Le meilleur des commentaires des résultats des élections en Serbie ne se résumerait-il pas dans un « pas de commentaires », tant l’événement parle de lui-même ?

Trois ans après la chute de Milosevic, près de quatre ans après l’intervention armée de l’OTAN qui a mis fin à la mainmise de Belgrade sur le Kosovo, huit ans après la fin des combats en Bosnie, la Serbie se voit et se reconnaît dans l’état où elle se trouvait quand elle s’est engagée dans le conflit qui s’est terminé par sa défaite, dans le paysage dévasté de la région. La différence, essentielle surtout pour ses voisins, est néanmoins qu’elle ne peut plus, pour très longtemps et peut-on l’espérer, à jamais, relancer des guerres pour régler ses comptes.

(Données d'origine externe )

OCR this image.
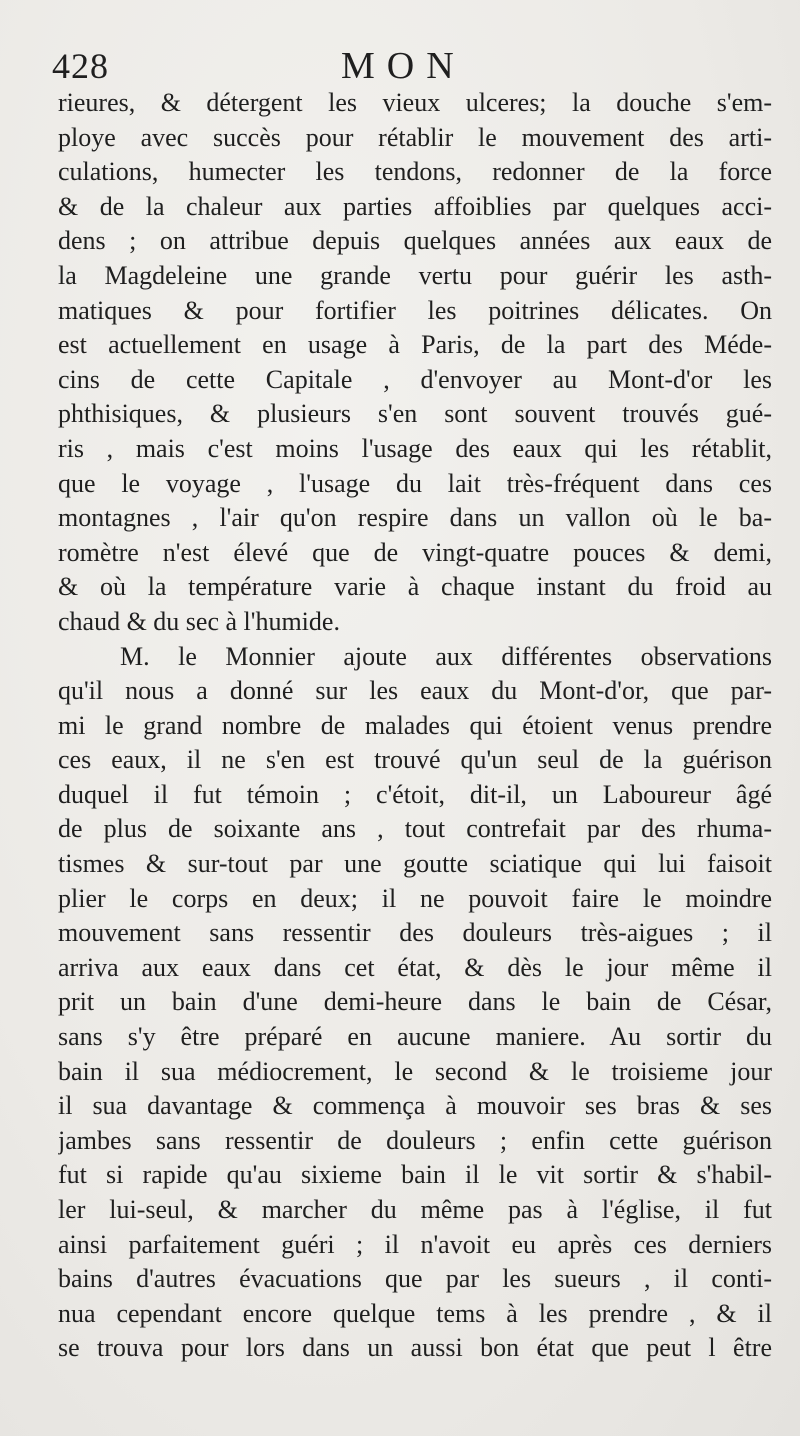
428	MON
rieures, & détergent les vieux ulceres; la douche s'em-
ploye avec succès pour rétablir le mouvement des arti-
culations, humecter les tendons, redonner de la force
& de la chaleur aux parties affoiblies par quelques acci-
dens ; on attribue depuis quelques années aux eaux de
la Magdeleine une grande vertu pour guérir les asth-
matiques & pour fortifier les poitrines délicates. On
est actuellement en usage à Paris, de la part des Méde-
cins de cette Capitale , d'envoyer au Mont-d'or les
phthisiques, & plusieurs s'en sont souvent trouvés gué-
ris , mais c'est moins l'usage des eaux qui les rétablit,
que le voyage , l'usage du lait très-fréquent dans ces
montagnes , l'air qu'on respire dans un vallon où le ba-
romètre n'est élevé que de vingt-quatre pouces & demi,
& où la température varie à chaque instant du froid au
chaud & du sec à l'humide.
M. le Monnier ajoute aux différentes observations
qu'il nous a donné sur les eaux du Mont-d'or, que par-
mi le grand nombre de malades qui étoient venus prendre
ces eaux, il ne s'en est trouvé qu'un seul de la guérison
duquel il fut témoin ; c'étoit, dit-il, un Laboureur âgé
de plus de soixante ans , tout contrefait par des rhuma-
tismes & sur-tout par une goutte sciatique qui lui faisoit
plier le corps en deux; il ne pouvoit faire le moindre
mouvement sans ressentir des douleurs très-aigues ; il
arriva aux eaux dans cet état, & dès le jour même il
prit un bain d'une demi-heure dans le bain de César,
sans s'y être préparé en aucune maniere. Au sortir du
bain il sua médiocrement, le second & le troisieme jour
il sua davantage & commença à mouvoir ses bras & ses
jambes sans ressentir de douleurs ; enfin cette guérison
fut si rapide qu'au sixieme bain il le vit sortir & s'habil-
ler lui-seul, & marcher du même pas à l'église, il fut
ainsi parfaitement guéri ; il n'avoit eu après ces derniers
bains d'autres évacuations que par les sueurs , il conti-
nua cependant encore quelque tems à les prendre , & il
se trouva pour lors dans un aussi bon état que peut l être
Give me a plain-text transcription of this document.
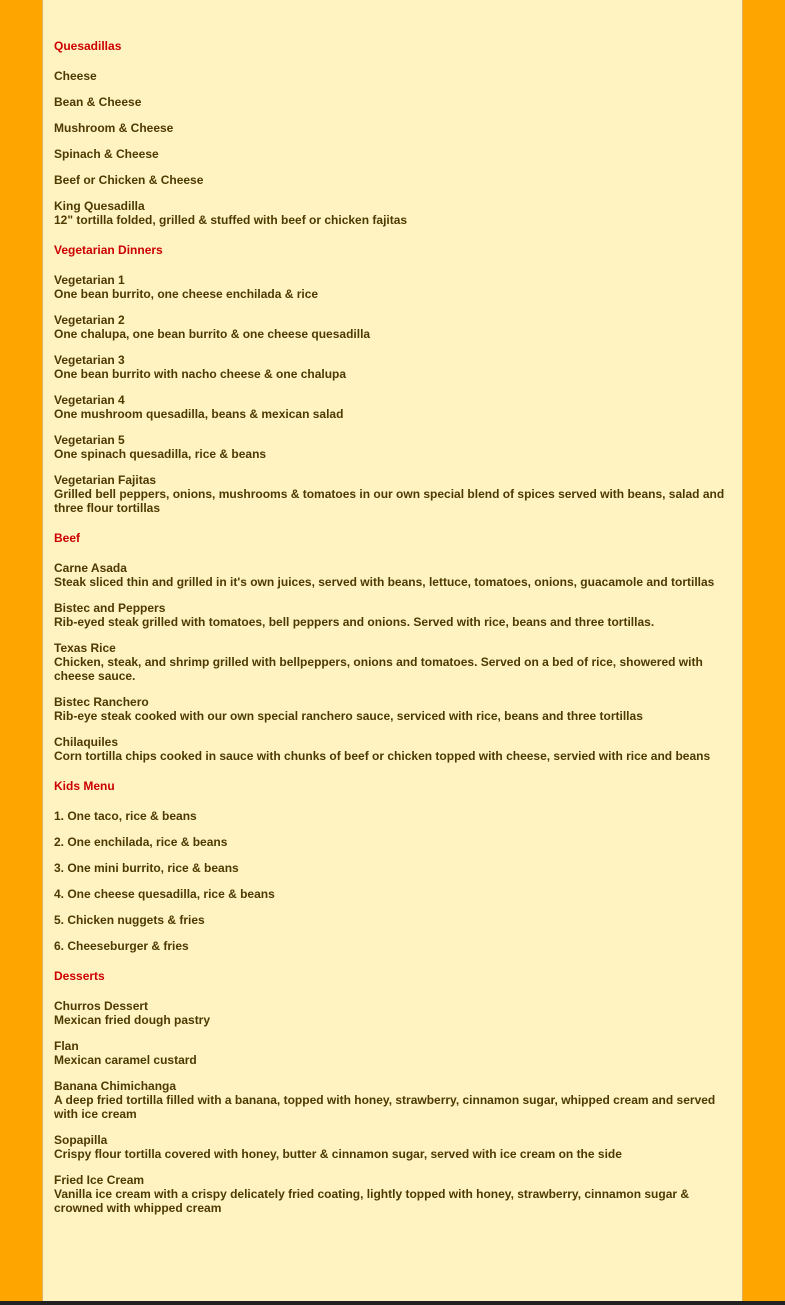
Quesadillas
Cheese
Bean & Cheese
Mushroom & Cheese
Spinach & Cheese
Beef or Chicken & Cheese
King Quesadilla
12" tortilla folded, grilled & stuffed with beef or chicken fajitas
Vegetarian Dinners
Vegetarian 1
One bean burrito, one cheese enchilada & rice
Vegetarian 2
One chalupa, one bean burrito & one cheese quesadilla
Vegetarian 3
One bean burrito with nacho cheese & one chalupa
Vegetarian 4
One mushroom quesadilla, beans & mexican salad
Vegetarian 5
One spinach quesadilla, rice & beans
Vegetarian Fajitas
Grilled bell peppers, onions, mushrooms & tomatoes in our own special blend of spices served with beans, salad and three flour tortillas
Beef
Carne Asada
Steak sliced thin and grilled in it's own juices, served with beans, lettuce, tomatoes, onions, guacamole and tortillas
Bistec and Peppers
Rib-eyed steak grilled with tomatoes, bell peppers and onions. Served with rice, beans and three tortillas.
Texas Rice
Chicken, steak, and shrimp grilled with bellpeppers, onions and tomatoes. Served on a bed of rice, showered with cheese sauce.
Bistec Ranchero
Rib-eye steak cooked with our own special ranchero sauce, serviced with rice, beans and three tortillas
Chilaquiles
Corn tortilla chips cooked in sauce with chunks of beef or chicken topped with cheese, servied with rice and beans
Kids Menu
1. One taco, rice & beans
2. One enchilada, rice & beans
3. One mini burrito, rice & beans
4. One cheese quesadilla, rice & beans
5. Chicken nuggets & fries
6. Cheeseburger & fries
Desserts
Churros Dessert
Mexican fried dough pastry
Flan
Mexican caramel custard
Banana Chimichanga
A deep fried tortilla filled with a banana, topped with honey, strawberry, cinnamon sugar, whipped cream and served with ice cream
Sopapilla
Crispy flour tortilla covered with honey, butter & cinnamon sugar, served with ice cream on the side
Fried Ice Cream
Vanilla ice cream with a crispy delicately fried coating, lightly topped with honey, strawberry, cinnamon sugar & crowned with whipped cream
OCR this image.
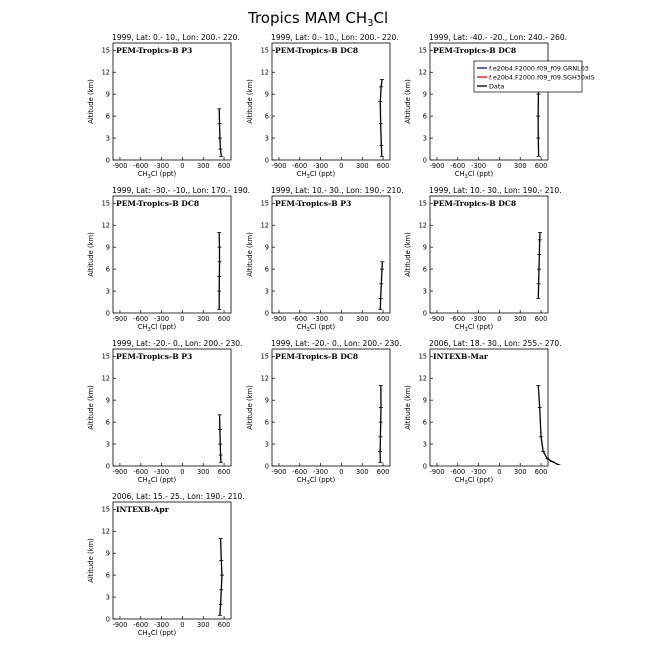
Tropics MAM $CH_3Cl$
1999, Lat: 0.- 10., Lon: 200.- 220.
PEM-Tropics-B P3
-900 -600 -300 0 300 600
0
3
6
9
12
15
$CH_3Cl$ (ppt)
Altitude (km)
1999, Lat: 0.- 10., Lon: 200.- 220.
PEM-Tropics-B DC8
-900 -600 -300 0 300 600
0
3
6
9
12
15
$CH_3Cl$ (ppt)
Altitude (km)
1999, Lat: -40.- -20., Lon: 240.- 260.
PEM-Tropics-B DC8
-900 -600 -300 0 300 600
0
3
6
9
12
15
$CH_3Cl$ (ppt)
Altitude (km)
1999, Lat: -30.- -10., Lon: 170.- 190.
PEM-Tropics-B DC8
-900 -600 -300 0 300 600
0
3
6
9
12
15
$CH_3Cl$ (ppt)
Altitude (km)
1999, Lat: 10.- 30., Lon: 190.- 210.
PEM-Tropics-B P3
-900 -600 -300 0 300 600
0
3
6
9
12
15
$CH_3Cl$ (ppt)
Altitude (km)
1999, Lat: 10.- 30., Lon: 190.- 210.
PEM-Tropics-B DC8
-900 -600 -300 0 300 600
0
3
6
9
12
15
$CH_3Cl$ (ppt)
Altitude (km)
1999, Lat: -20.- 0., Lon: 200.- 230.
PEM-Tropics-B P3
-900 -600 -300 0 300 600
0
3
6
9
12
15
$CH_3Cl$ (ppt)
Altitude (km)
1999, Lat: -20.- 0., Lon: 200.- 230.
PEM-Tropics-B DC8
-900 -600 -300 0 300 600
0
3
6
9
12
15
$CH_3Cl$ (ppt)
Altitude (km)
2006, Lat: 18.- 30., Lon: 255.- 270.
INTEXB-Mar
-900 -600 -300 0 300 600
0
3
6
9
12
15
$CH_3Cl$ (ppt)
Altitude (km)
2006, Lat: 15.- 25., Lon: 190.- 210.
INTEXB-Apr
-900 -600 -300 0 300 600
0
3
6
9
12
15
$CH_3Cl$ (ppt)
Altitude (km)
f.e20b4.F2000.f09_f09.GRNL03
f.e20b4.F2000.f09_f09.SGH30xIS
Data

Sinon, la configuration politique que révèle le nouvel éventail parlementaire, ressemble largement à celle qui caractérisait le pays durant les années du règne de Milosevic. Le nationalisme demeure la marchandise la plus prisée, avec sa variante ultra, dosant différemment ses composantes Milosevic et Seselj, sa figure intransigeante mais convenable, représentée par l’ « honnête » Kostunica, son incarnation folklorique personnifiée par l’ imprévisible Draskovic. Si l’on ajoute aux suffrages de ces formations qui seront représentées au parlement celles qui se sont perdues sur de petites listes, cela fait un bloc d’au moins 70% de la population qui s’enferme dans un refus de comprendre ce qui s’est passé et de tirer une quelconque leçon de l’histoire.

Sous la pression de la nécessité économique imposée par l’Union européenne et les Etats-Unis, les partis dits démocratiques finiront sans doute par constituer un gouvernement excluant les fidèles de Seselj et de Milosevic. Mais la coalition qu’ils seront contraints de former sera minée par les haines personnelles que se vouent leurs dirigeants et paralysée par les objectifs incompatibles qu’ils affichent les uns et les autres, sur la politique économique et financière, la lutte contre les mafias, l’union avec le Monténégro, les relations avec le TPI et les pays voisins, etc.. La question tabou du Kosovo reste la seule à figurer au menu de l’Union sacrée, au prix d’un déni obstiné de la réalité. On peut douter, dans ces conditions, qu’émerge de ce magmas une politique cohérente. Pendant ce temps, le chaudron serbe continuera de bouillir et les bonnes paroles prodiguées de l’extérieur n’y pourront rien.